A drink-driver who said that a Muslim religious festival made it impossible for him to get a taxi home has been banned from the road for more than two years.

Lee Coupe downed 10 pints but claimed that he could not order a taxi because of the Eid celebrations.

He then caught the attention of police because he was driving too slowly and breath tests revealed that he was more than three times over the legal limit.

At a previous hearing held at Kirklees Magistrates’ Court the 45-year-old pleaded guilty to driving while over the prescribed limit.

On June 17 police were driving along Upper Road in Dewsbury when their attention was drawn to a Citroen van being driven by Coupe.

Video Loading

He pulled out onto the carriageway but due to the manner of his driving other vehicles were forced to slow down, prosecutor Andy Dinning said.

Coupe was arrested and taken into custody where breath tests showed that he had 118 microgrammes of alcohol in 100 millilitres of breath.

This is more than three times the legal limit of 35 microgrammes.

At a hearing held at the Huddersfield court earlier this month Coupe’s solicitor Rachel Sharpe explained that he had been at the pub that evening and handed his car keys over the landlord.

Stock: A police officer preparing a breathalyser test.

He then took them off him to go and get some more money and failed to hand them back in.

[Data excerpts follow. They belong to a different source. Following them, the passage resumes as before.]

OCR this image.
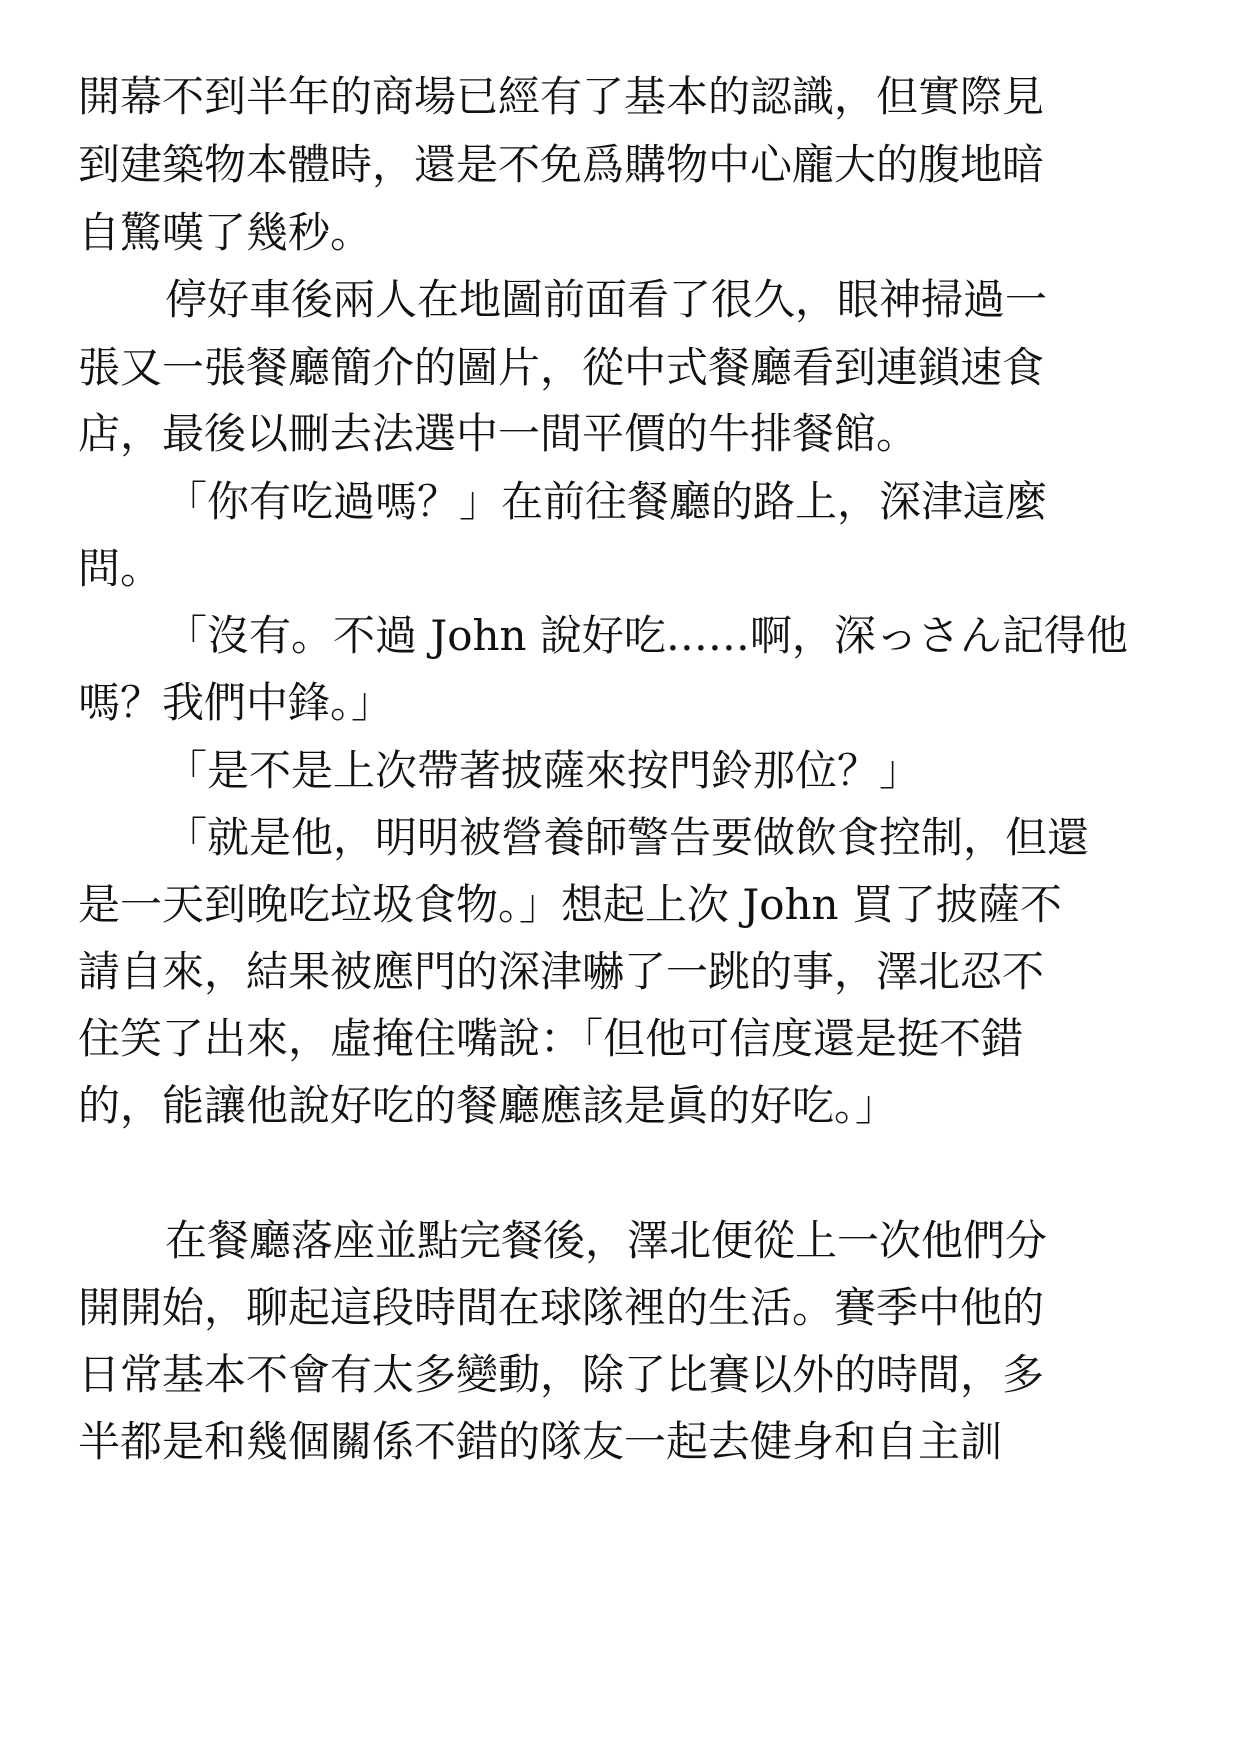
開幕不到半年的商場已經有了基本的認識，但實際見
到建築物本體時，還是不免爲購物中心龐大的腹地暗
自驚嘆了幾秒。
停好車後兩人在地圖前面看了很久，眼神掃過一
張又一張餐廳簡介的圖片，從中式餐廳看到連鎖速食
店，最後以刪去法選中一間平價的牛排餐館。
「你有吃過嗎？」在前往餐廳的路上，深津這麼
問。
「沒有。不過 John 說好吃……啊，深っさん記得他
嗎？我們中鋒。」
「是不是上次帶著披薩來按門鈴那位？」
「就是他，明明被營養師警告要做飲食控制，但還
是一天到晚吃垃圾食物。」想起上次 John 買了披薩不
請自來，結果被應門的深津嚇了一跳的事，澤北忍不
住笑了出來，虛掩住嘴說：「但他可信度還是挺不錯
的，能讓他說好吃的餐廳應該是眞的好吃。」
在餐廳落座並點完餐後，澤北便從上一次他們分
開開始，聊起這段時間在球隊裡的生活。賽季中他的
日常基本不會有太多變動，除了比賽以外的時間，多
半都是和幾個關係不錯的隊友一起去健身和自主訓
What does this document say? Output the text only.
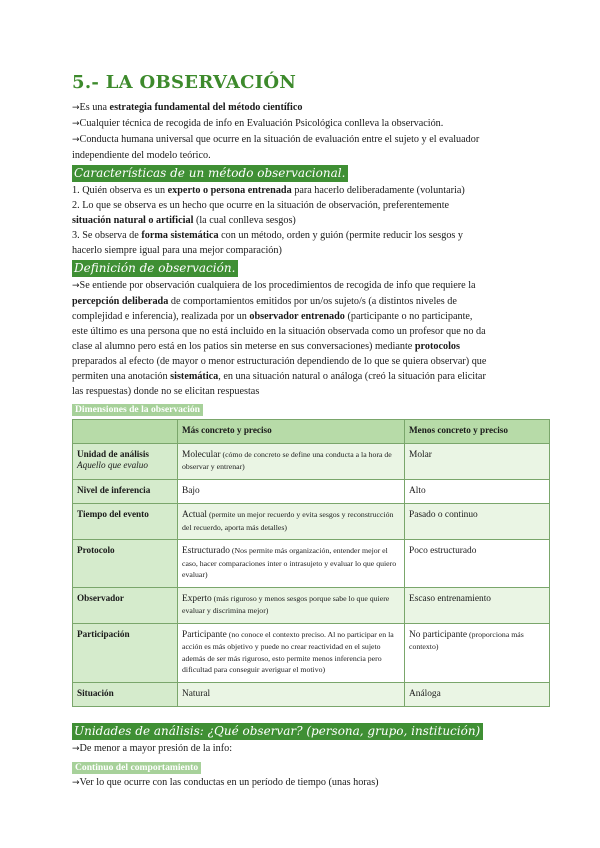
5.- LA OBSERVACIÓN

→Es una estrategia fundamental del método científico

→Cualquier técnica de recogida de info en Evaluación Psicológica conlleva la observación.

→Conducta humana universal que ocurre en la situación de evaluación entre el sujeto y el evaluador

independiente del modelo teórico.

Características de un método observacional.

1. Quién observa es un experto o persona entrenada para hacerlo deliberadamente (voluntaria)

2. Lo que se observa es un hecho que ocurre en la situación de observación, preferentemente

situación natural o artificial (la cual conlleva sesgos)

3. Se observa de forma sistemática con un método, orden y guión (permite reducir los sesgos y

hacerlo siempre igual para una mejor comparación)

Definición de observación.

→Se entiende por observación cualquiera de los procedimientos de recogida de info que requiere la

percepción deliberada de comportamientos emitidos por un/os sujeto/s (a distintos niveles de

complejidad e inferencia), realizada por un observador entrenado (participante o no participante,

este último es una persona que no está incluido en la situación observada como un profesor que no da

clase al alumno pero está en los patios sin meterse en sus conversaciones) mediante protocolos

preparados al efecto (de mayor o menor estructuración dependiendo de lo que se quiera observar) que

permiten una anotación sistemática, en una situación natural o análoga (creó la situación para elicitar

las respuestas) donde no se elicitan respuestas

Dimensiones de la observación
	Más concreto y preciso	Menos concreto y preciso
Unidad de análisis
Aquello que evaluo	Molecular (cómo de concreto se define una conducta a la hora de observar y entrenar)	Molar
Nivel de inferencia	Bajo	Alto
Tiempo del evento	Actual (permite un mejor recuerdo y evita sesgos y reconstrucción del recuerdo, aporta más detalles)	Pasado o continuo
Protocolo	Estructurado (Nos permite más organización, entender mejor el caso, hacer comparaciones inter o intrasujeto y evaluar lo que quiero evaluar)	Poco estructurado
Observador	Experto (más riguroso y menos sesgos porque sabe lo que quiere evaluar y discrimina mejor)	Escaso entrenamiento
Participación	Participante (no conoce el contexto preciso. Al no participar en la acción es más objetivo y puede no crear reactividad en el sujeto además de ser más riguroso, esto permite menos inferencia pero dificultad para conseguir averiguar el motivo)	No participante (proporciona más contexto)
Situación	Natural	Análoga
Unidades de análisis: ¿Qué observar? (persona, grupo, institución)

→De menor a mayor presión de la info:

Continuo del comportamiento

→Ver lo que ocurre con las conductas en un período de tiempo (unas horas)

Coupe remained in the pub and had 10 pints of lager, said Mrs Sharpe.

She told magistrates: “He said he had no intention to drive but then phoned for a taxi and realised that it was Eid and he couldn’t get a taxi home.

“Then he made the stupid decision to drive himself.”

Coupe, of Millbrook Gardens in Dewsbury, described himself as a five or six in terms of drunkenness and said he felt fresh but not unable to drive.

He works all over the country with his role in construction and has had to use the train to get to work since his drink-driving conviction.

Magistrates ordered him to complete 150 hours of unpaid work and banned him from driving for 26 months.

He will have to pay £85 court costs and £85 victim surcharge.